1) They are slower because they use parsing tables, which are rather like interpreting your specification rather than compiling it.

2) Building a project that uses a parser generator is more complicated because you have to generate the parser and then compile the generated code.

3) Good error messages and recovery are almost impossible with parser generators, again due to their use of parsing tables.

4) Parser generators cannot parse as much as hand-written, recursive descent/parser combinator parsers (i.e. they can't parse C++ correctly).

While reason 4 isn't necessarily a good reason for a language that's not as stupidly-designed syntax-wise as C++, parser generators are still obviously not a good idea for anything but the most trivial of projects. However, using one of the same arguments often used for parser generators makes them sound like a bad idea even then: if your language ever grows you'll want a hand-written parser to provide error messages and good performance.

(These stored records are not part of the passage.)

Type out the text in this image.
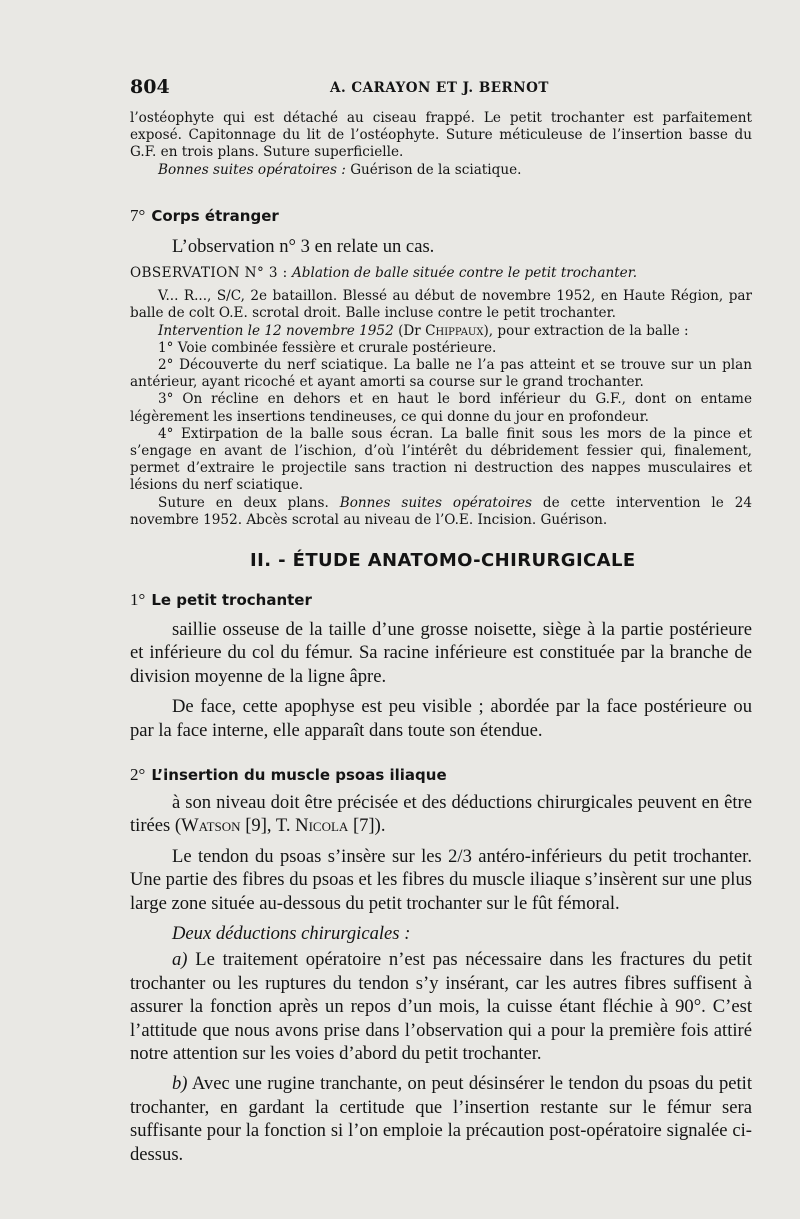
804	A. CARAYON ET J. BERNOT

l’ostéophyte qui est détaché au ciseau frappé. Le petit trochanter est parfaitement exposé. Capitonnage du lit de l’ostéophyte. Suture méticuleuse de l’insertion basse du G.F. en trois plans. Suture superficielle.

Bonnes suites opératoires : Guérison de la sciatique.

7° Corps étranger

L’observation n° 3 en relate un cas.

OBSERVATION N° 3 : Ablation de balle située contre le petit trochanter.

V... R..., S/C, 2e bataillon. Blessé au début de novembre 1952, en Haute Région, par balle de colt O.E. scrotal droit. Balle incluse contre le petit trochanter.

Intervention le 12 novembre 1952 (Dr Chippaux), pour extraction de la balle :

1° Voie combinée fessière et crurale postérieure.

2° Découverte du nerf sciatique. La balle ne l’a pas atteint et se trouve sur un plan antérieur, ayant ricoché et ayant amorti sa course sur le grand trochanter.

3° On récline en dehors et en haut le bord inférieur du G.F., dont on entame légèrement les insertions tendineuses, ce qui donne du jour en profondeur.

4° Extirpation de la balle sous écran. La balle finit sous les mors de la pince et s’engage en avant de l’ischion, d’où l’intérêt du débridement fessier qui, finalement, permet d’extraire le projectile sans traction ni destruction des nappes musculaires et lésions du nerf sciatique.

Suture en deux plans. Bonnes suites opératoires de cette intervention le 24 novembre 1952. Abcès scrotal au niveau de l’O.E. Incision. Guérison.

II. - ÉTUDE ANATOMO-CHIRURGICALE
1° Le petit trochanter

saillie osseuse de la taille d’une grosse noisette, siège à la partie postérieure et inférieure du col du fémur. Sa racine inférieure est constituée par la branche de division moyenne de la ligne âpre.

De face, cette apophyse est peu visible ; abordée par la face postérieure ou par la face interne, elle apparaît dans toute son étendue.

2° L’insertion du muscle psoas iliaque

à son niveau doit être précisée et des déductions chirurgicales peuvent en être tirées (Watson [9], T. Nicola [7]).

Le tendon du psoas s’insère sur les 2/3 antéro-inférieurs du petit trochanter. Une partie des fibres du psoas et les fibres du muscle iliaque s’insèrent sur une plus large zone située au-dessous du petit trochanter sur le fût fémoral.

Deux déductions chirurgicales :

a) Le traitement opératoire n’est pas nécessaire dans les fractures du petit trochanter ou les ruptures du tendon s’y insérant, car les autres fibres suffisent à assurer la fonction après un repos d’un mois, la cuisse étant fléchie à 90°. C’est l’attitude que nous avons prise dans l’observation qui a pour la première fois attiré notre attention sur les voies d’abord du petit trochanter.

b) Avec une rugine tranchante, on peut désinsérer le tendon du psoas du petit trochanter, en gardant la certitude que l’insertion restante sur le fémur sera suffisante pour la fonction si l’on emploie la précaution post-opératoire signalée ci-dessus.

Parsing, especially for large projects and interpreted languages (which involves pretty much every language), needs to be fast. The faster you can go from written to running code, the better, because it makes iteration easier.

Error messages are just as important, both for debugging the language you're parsing and for debugging the parser.

So if anyone ever tells you (or you start to tell someone) to use a parser generator, just say no.

Comments

ludamad 13 years, 9 months ago

Yeah. I've hand-written many a parser. I much prefer it - I don't want auto-generated code admist real code.